O 9.00 rozpoczęła się uroczysta, koncelebrowana msza w choczeńskim kościele, którą odprawiali:

  • ks. kanonik Jan Bryndza, proboszcz z Cięciny,
  • ks. dr Czesław Skowron,
  • ks. Franciszek Woźniak, jezuita,
  • ks. Józef Pędziwiatr, proboszcz z Dziekanowic,
  • ks. Józef Balon, proboszcz ze Skawicy,
  • ks. Józef Kolber, były dziekan dekanatu bielskiego,
  • ks. kanonik Bronisław Michalski, proboszcz choczeński,
  • ks. Jan Marcisz, wikariusz choczeński.
Kazanie wygłosił ks. dr Czesław Skowron, który przywołał także nazwiska zmarłych księży, sprawujących w przeszłości posługę w Choczni oraz nazwiska zmarłych księży choczeńskiego pochodzenia.

Następnie odczytano:

  • nazwiska zmarłych rodziców uczestników zjazdu (Józef Turała),
  • nazwiska tych osób z grona potencjalnych uczestników, którzy nie dożyli zjazdu (Tomasz Malata),
  • nazwiska zmarłych kierowników szkół w Choczni i pracujących w Choczni nauczycieli (Adam Gondek).
Po mszy uczestnicy zebrali się ponownie w Domu Katolickim i zostali oficjalnie powitani przez ks. proboszcza Michalskiego. Następnie przemówił dr Józef Gondek, współorganizator spotkania, który podał jego powody i cele, po czym oddał głos Józefowi Turale. Ten z kolei przedstawił historię organizowanych w Choczni przed 50 laty przedstawień teatralnych, występów chóru, festynów i wycieczek turystycznych, drużyny harcerskiej oraz klubu piłkarskiego "Olimpia". Odczytał także nadesłane pozdrowienia od koleżanek i kolegów z zagranicy: Władysława Nowaka z Anglii, Stanisławy Rzeszewskiej z domu Wójcik z USA i Balbiny Dynan z domu Wójcik z Nowego Jorku. 
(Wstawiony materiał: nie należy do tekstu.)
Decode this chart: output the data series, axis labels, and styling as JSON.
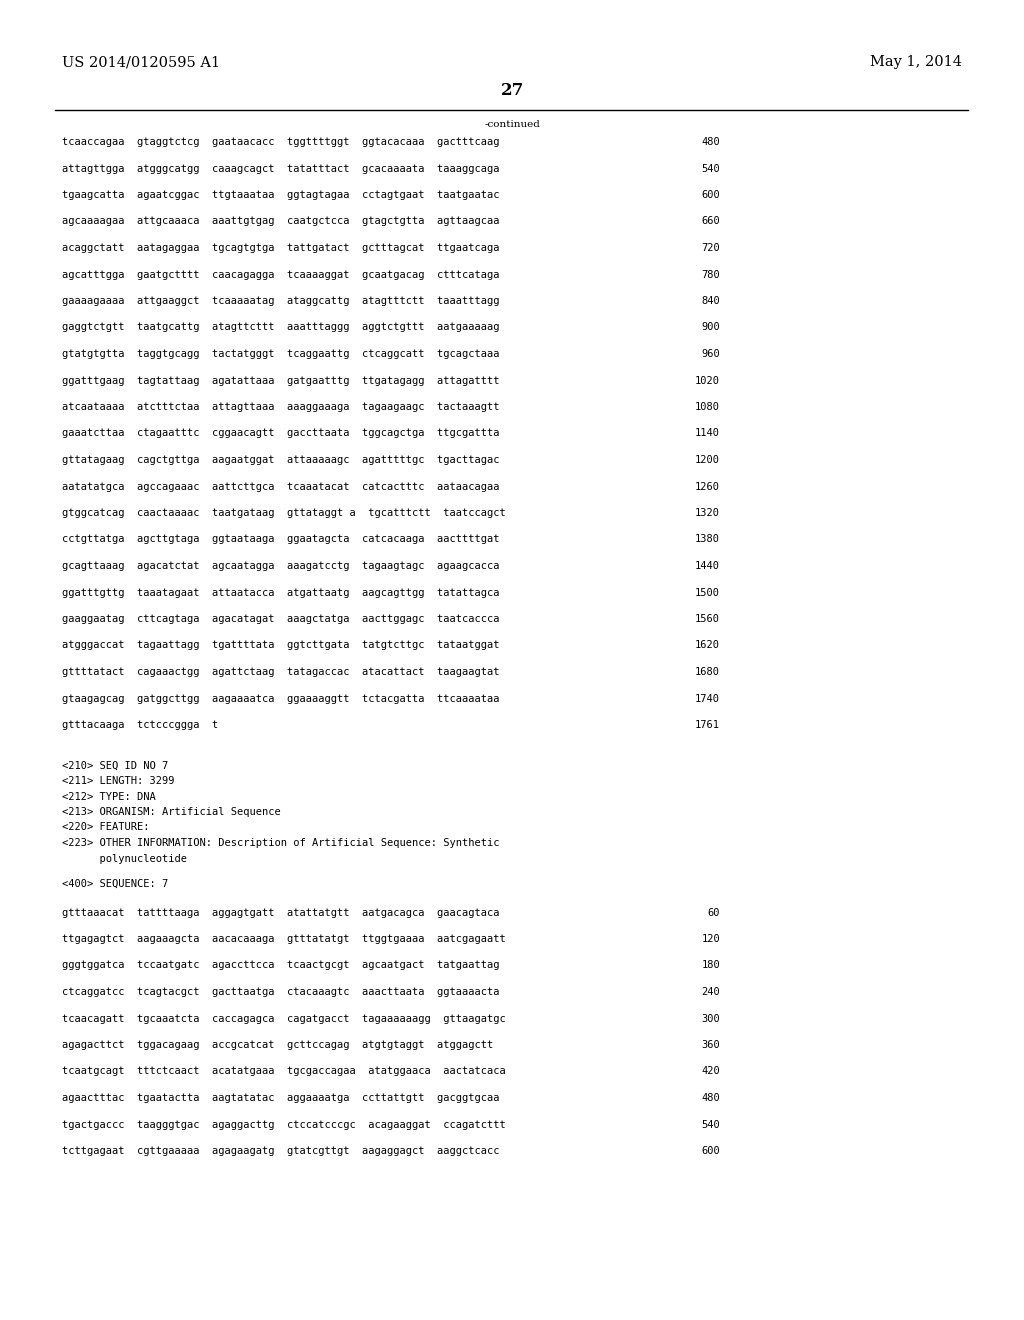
{
  "header_left": "US 2014/0120595 A1",
  "header_right": "May 1, 2014",
  "page_number": "27",
  "continued_label": "-continued",
  "background_color": "#ffffff",
  "text_color": "#000000",
  "font_size": 7.5,
  "header_font_size": 10.5,
  "page_num_font_size": 12,
  "sequence_lines_1": [
    [
      "tcaaccagaa  gtaggtctcg  gaataacacc  tggttttggt  ggtacacaaa  gactttcaag",
      "480"
    ],
    [
      "attagttgga  atgggcatgg  caaagcagct  tatatttact  gcacaaaata  taaaggcaga",
      "540"
    ],
    [
      "tgaagcatta  agaatcggac  ttgtaaataa  ggtagtagaa  cctagtgaat  taatgaatac",
      "600"
    ],
    [
      "agcaaaagaa  attgcaaaca  aaattgtgag  caatgctcca  gtagctgtta  agttaagcaa",
      "660"
    ],
    [
      "acaggctatt  aatagaggaa  tgcagtgtga  tattgatact  gctttagcat  ttgaatcaga",
      "720"
    ],
    [
      "agcatttgga  gaatgctttt  caacagagga  tcaaaaggat  gcaatgacag  ctttcataga",
      "780"
    ],
    [
      "gaaaagaaaa  attgaaggct  tcaaaaatag  ataggcattg  atagtttctt  taaatttagg",
      "840"
    ],
    [
      "gaggtctgtt  taatgcattg  atagttcttt  aaatttaggg  aggtctgttt  aatgaaaaag",
      "900"
    ],
    [
      "gtatgtgtta  taggtgcagg  tactatgggt  tcaggaattg  ctcaggcatt  tgcagctaaa",
      "960"
    ],
    [
      "ggatttgaag  tagtattaag  agatattaaa  gatgaatttg  ttgatagagg  attagatttt",
      "1020"
    ],
    [
      "atcaataaaa  atctttctaa  attagttaaa  aaaggaaaga  tagaagaagc  tactaaagtt",
      "1080"
    ],
    [
      "gaaatcttaa  ctagaatttc  cggaacagtt  gaccttaata  tggcagctga  ttgcgattta",
      "1140"
    ],
    [
      "gttatagaag  cagctgttga  aagaatggat  attaaaaagc  agatttttgc  tgacttagac",
      "1200"
    ],
    [
      "aatatatgca  agccagaaac  aattcttgca  tcaaatacat  catcactttc  aataacagaa",
      "1260"
    ],
    [
      "gtggcatcag  caactaaaac  taatgataag  gttataggt a  tgcatttctt  taatccagct",
      "1320"
    ],
    [
      "cctgttatga  agcttgtaga  ggtaataaga  ggaatagcta  catcacaaga  aacttttgat",
      "1380"
    ],
    [
      "gcagttaaag  agacatctat  agcaatagga  aaagatcctg  tagaagtagc  agaagcacca",
      "1440"
    ],
    [
      "ggatttgttg  taaatagaat  attaatacca  atgattaatg  aagcagttgg  tatattagca",
      "1500"
    ],
    [
      "gaaggaatag  cttcagtaga  agacatagat  aaagctatga  aacttggagc  taatcaccca",
      "1560"
    ],
    [
      "atgggaccat  tagaattagg  tgattttata  ggtcttgata  tatgtcttgc  tataatggat",
      "1620"
    ],
    [
      "gttttatact  cagaaactgg  agattctaag  tatagaccac  atacattact  taagaagtat",
      "1680"
    ],
    [
      "gtaagagcag  gatggcttgg  aagaaaatca  ggaaaaggtt  tctacgatta  ttcaaaataa",
      "1740"
    ],
    [
      "gtttacaaga  tctcccggga  t",
      "1761"
    ]
  ],
  "metadata_lines": [
    "<210> SEQ ID NO 7",
    "<211> LENGTH: 3299",
    "<212> TYPE: DNA",
    "<213> ORGANISM: Artificial Sequence",
    "<220> FEATURE:",
    "<223> OTHER INFORMATION: Description of Artificial Sequence: Synthetic",
    "      polynucleotide"
  ],
  "sequence_label": "<400> SEQUENCE: 7",
  "sequence_lines_2": [
    [
      "gtttaaacat  tattttaaga  aggagtgatt  atattatgtt  aatgacagca  gaacagtaca",
      "60"
    ],
    [
      "ttgagagtct  aagaaagcta  aacacaaaga  gtttatatgt  ttggtgaaaa  aatcgagaatt",
      "120"
    ],
    [
      "gggtggatca  tccaatgatc  agaccttcca  tcaactgcgt  agcaatgact  tatgaattag",
      "180"
    ],
    [
      "ctcaggatcc  tcagtacgct  gacttaatga  ctacaaagtc  aaacttaata  ggtaaaacta",
      "240"
    ],
    [
      "tcaacagatt  tgcaaatcta  caccagagca  cagatgacct  tagaaaaaagg  gttaagatgc",
      "300"
    ],
    [
      "agagacttct  tggacagaag  accgcatcat  gcttccagag  atgtgtaggt  atggagctt",
      "360"
    ],
    [
      "tcaatgcagt  tttctcaact  acatatgaaa  tgcgaccagaa  atatggaaca  aactatcaca",
      "420"
    ],
    [
      "agaactttac  tgaatactta  aagtatatac  aggaaaatga  ccttattgtt  gacggtgcaa",
      "480"
    ],
    [
      "tgactgaccc  taagggtgac  agaggacttg  ctccatcccgc  acagaaggat  ccagatcttt",
      "540"
    ],
    [
      "tcttgagaat  cgttgaaaaa  agagaagatg  gtatcgttgt  aagaggagct  aaggctcacc",
      "600"
    ]
  ]
}
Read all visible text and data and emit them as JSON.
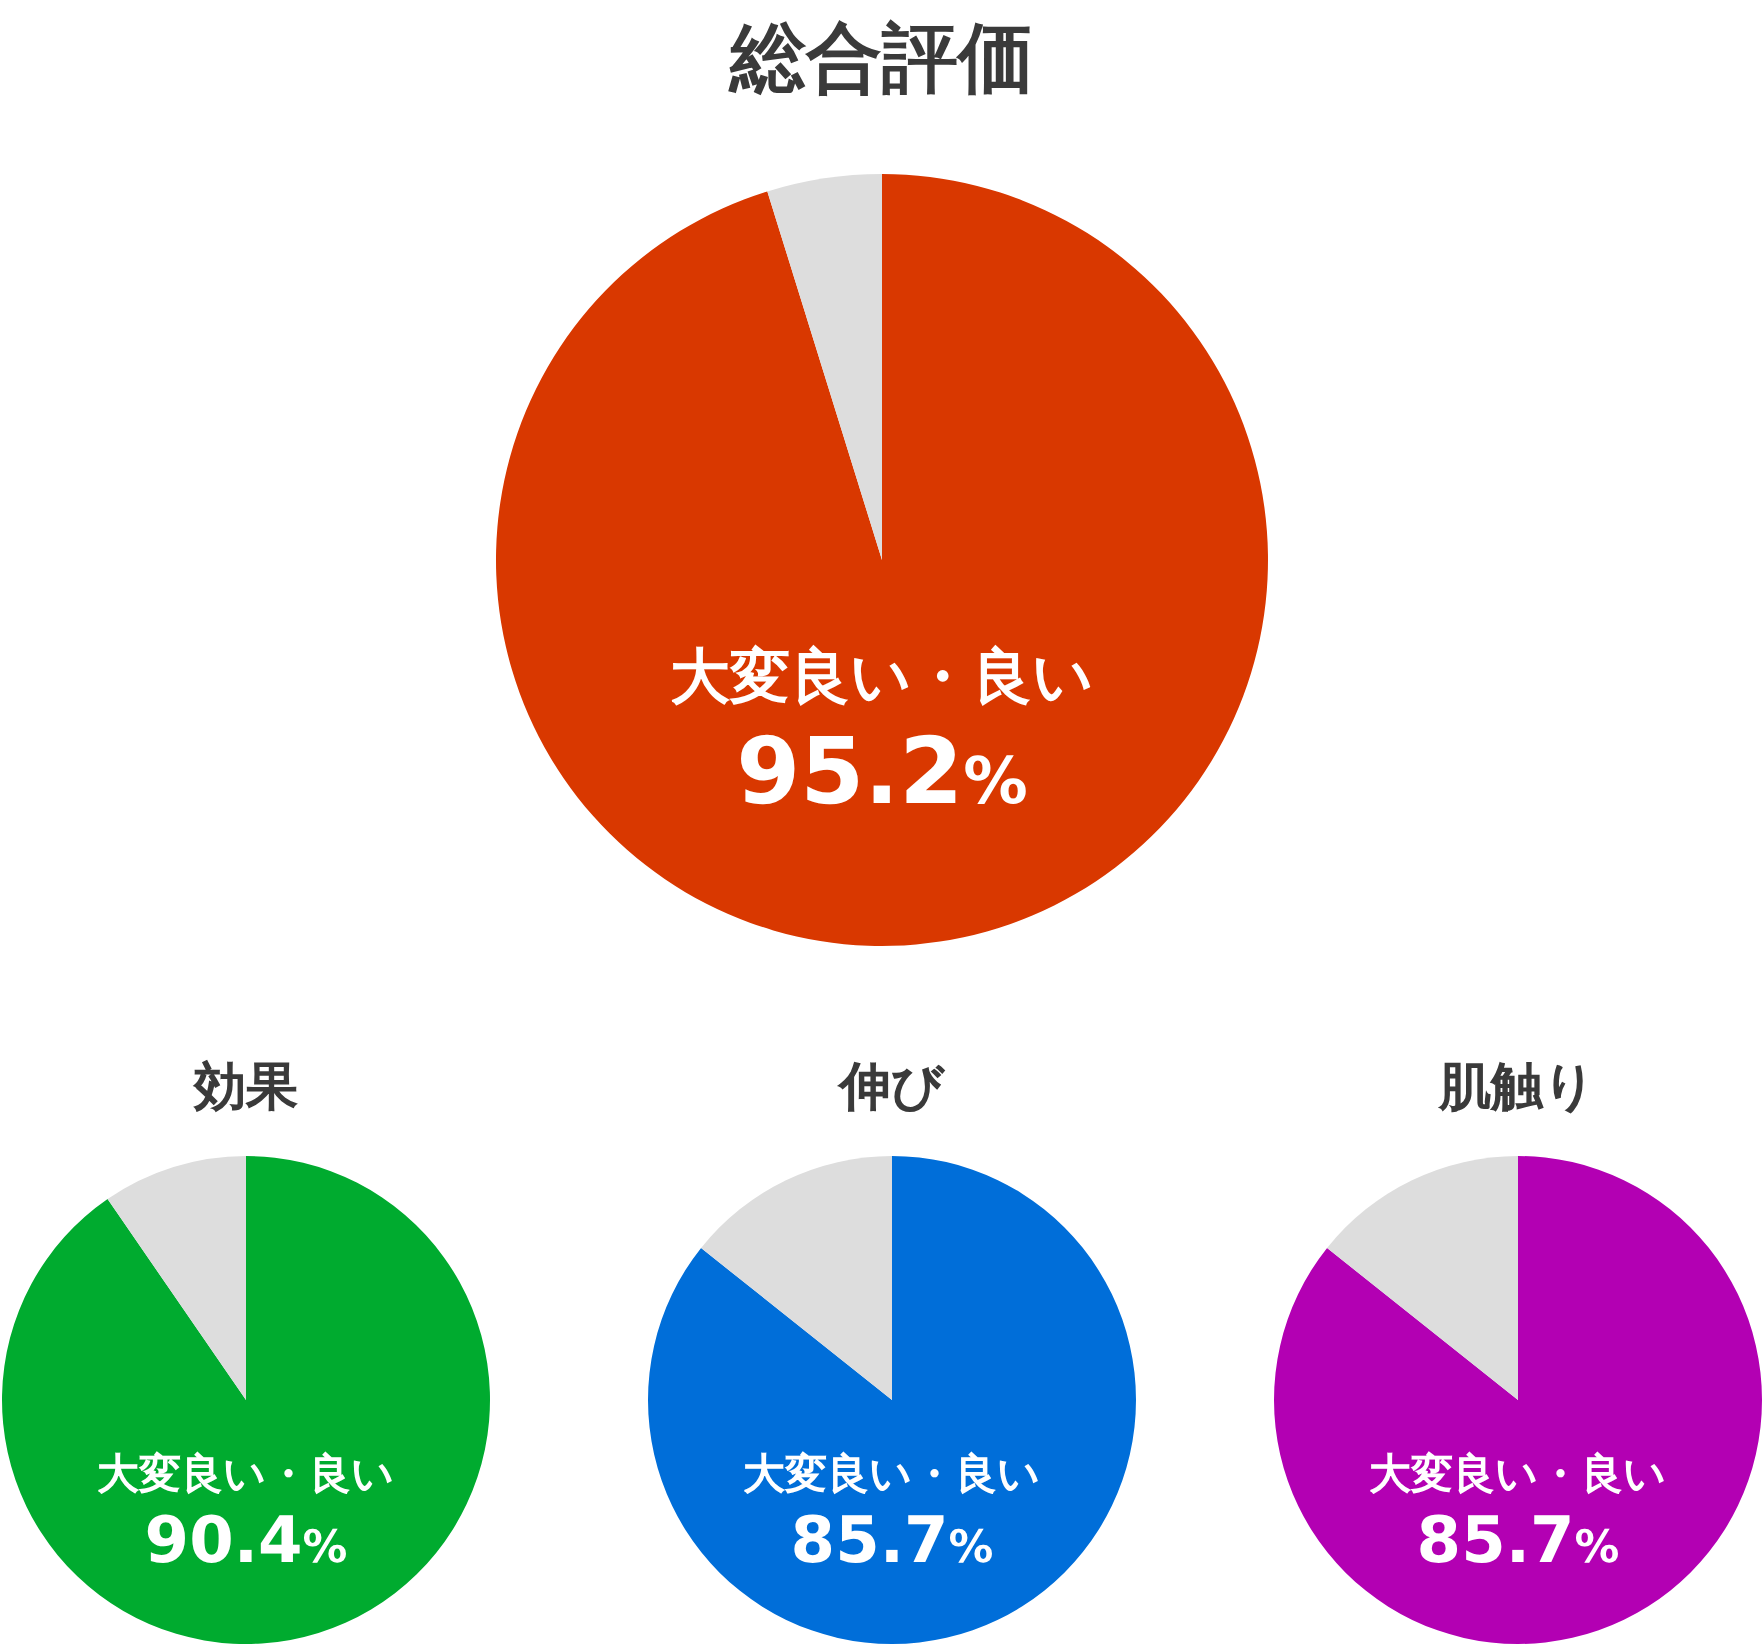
{
  "chart_data": [
    {
      "type": "pie",
      "title": "総合評価",
      "categories": [
        "大変良い・良い",
        null
      ],
      "values": [
        95.2,
        4.8
      ],
      "colors": [
        "#d93800",
        "#dddddd"
      ],
      "value_labels": [
        "95.2%",
        null
      ]
    },
    {
      "type": "pie",
      "title": "効果",
      "categories": [
        "大変良い・良い",
        null
      ],
      "values": [
        90.4,
        9.6
      ],
      "colors": [
        "#00ab2f",
        "#dddddd"
      ],
      "value_labels": [
        "90.4%",
        null
      ]
    },
    {
      "type": "pie",
      "title": "伸び",
      "categories": [
        "大変良い・良い",
        null
      ],
      "values": [
        85.7,
        14.3
      ],
      "colors": [
        "#006ed9",
        "#dddddd"
      ],
      "value_labels": [
        "85.7%",
        null
      ]
    },
    {
      "type": "pie",
      "title": "肌触り",
      "categories": [
        "大変良い・良い",
        null
      ],
      "values": [
        85.7,
        14.3
      ],
      "colors": [
        "#b300b3",
        "#dddddd"
      ],
      "value_labels": [
        "85.7%",
        null
      ]
    }
  ]
}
Na zakończenie części oficjalnej przemawiali jeszcze: Stanisław Styła i ks. Balon, dziękując organizatorom za przygotowanie zjazdu i wygłoszone wcześniej przemówienia.

Po części oficjalnej uczestnicy zapozowali do wspólnego zdjęcia na schodach Domu Katolickiego i spożyli obiad z toastami za dalsze zdrowie.

Kserokopia fotografii uczestników zjazdu
 zamieszczona w "Kronice wsi Chocznia" Józefa Turały

Spotkanie w Domu Katolickim zakończyło się około 15.00 odśpiewaniem "Stu lat". Później część zebranych udała się na cmentarz, gdzie była okazja złożyć wieniec na grobie byłego proboszcza ks. Dunajeckiego i odwiedzić groby rodzinne.

Ostatnim punktem zjazdu było złożenie hołdu pomordowanym w Księżym Lesie pod upamiętniającym te tragiczne wydarzenia krzyżem.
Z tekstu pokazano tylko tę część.